In London, Brent North Sea crude for April slipped 51 cents to $115.43 a barrel.
Worries about potentially weakening oil demand outweighed market concerns about raging fighting in oil-producing Libya between forces loyal to leader Moamer Gadhafi and rebels.
Matt Smith of Summit Energy said the market shifted focus away from unrest in the Arab world "just because of the downgrade of Spain by Moody's."
Rating agency Moody's cut Spain's sovereign rating, renewing concerns that a eurozone debt crisis was spreading from Greece and Ireland to one of the biggest economies in the 17-nation bloc.

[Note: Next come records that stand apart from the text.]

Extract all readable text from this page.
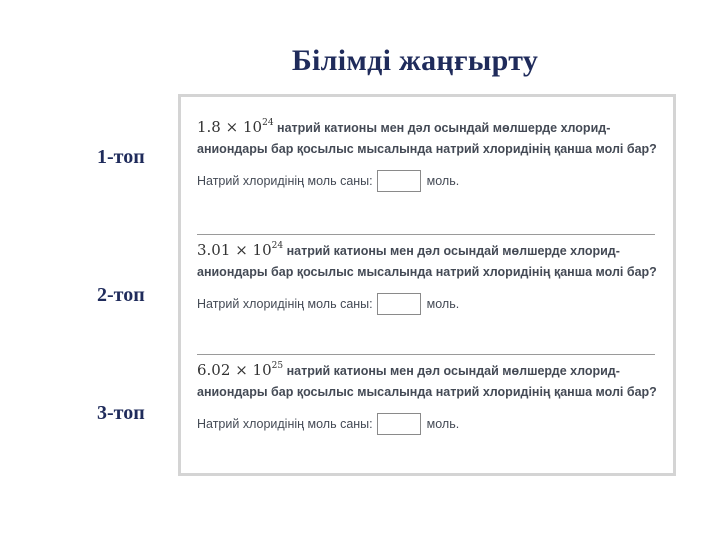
Білімді жаңғырту
1-топ
2-топ
3-топ
$1.8 \times 10^{24}$ натрий катионы мен дәл осындай мөлшерде хлорид-аниондары бар қосылыс мысалында натрий хлоридінің қанша молі бар?
Натрий хлоридінің моль саны:	моль.
$3.01 \times 10^{24}$ натрий катионы мен дәл осындай мөлшерде хлорид-аниондары бар қосылыс мысалында натрий хлоридінің қанша молі бар?
Натрий хлоридінің моль саны:	моль.
$6.02 \times 10^{25}$ натрий катионы мен дәл осындай мөлшерде хлорид-аниондары бар қосылыс мысалында натрий хлоридінің қанша молі бар?
Натрий хлоридінің моль саны:	моль.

A pair of trade balance reports from the world's two largest economies also dented market sentiment. The US trade deficit rose to a seven-month high in January as imports from China surged and oil prices rose, overwhelming a solid gain in exports.
China posted an unexpected trade deficit for February, the first gap in nearly a year as exports dramatically slowed, raising concerns that the main engine of global economic growth was sputtering.
VTB Capital oil analyst Andrey Kryuchenkov said that market sentiment was hit by concern over the global economic outlook.
Kryuchenkov told AFP that oil prices fell on "growth concerns... on the back of China's trade deficit and Moody's downgrade on Spain earlier today."
"A stronger dollar weighed on oil prices with crude suffering from a broader market sell-off despite intensifying fighting in Libya, as output from the North African producer is largely priced in by now," he added.
Libya's crude oil exports have slowed sharply in the past week and are now significantly below the 500,000 barrels a day reported last week, the Paris-based International Energy Agency reported on Thursday.
Traders braced for possible protests in Saudi Arabia Friday. Facebook activists have called for a "Day of Rage" of street protests in the OPEC kingpin.
"The main focus remains on the Middle East crisis, as any potential protests for Friday's 'Day of Rage' in Saudi Arabia could make crude oil prices to surge higher, with Brent possibly retesting the $120 per barrel area," Sucden analyst Myrto Sokou told AFP.
Oil prices have spiked to more than two-year highs in recent days amid escalating violence and supply shortfalls in Libya.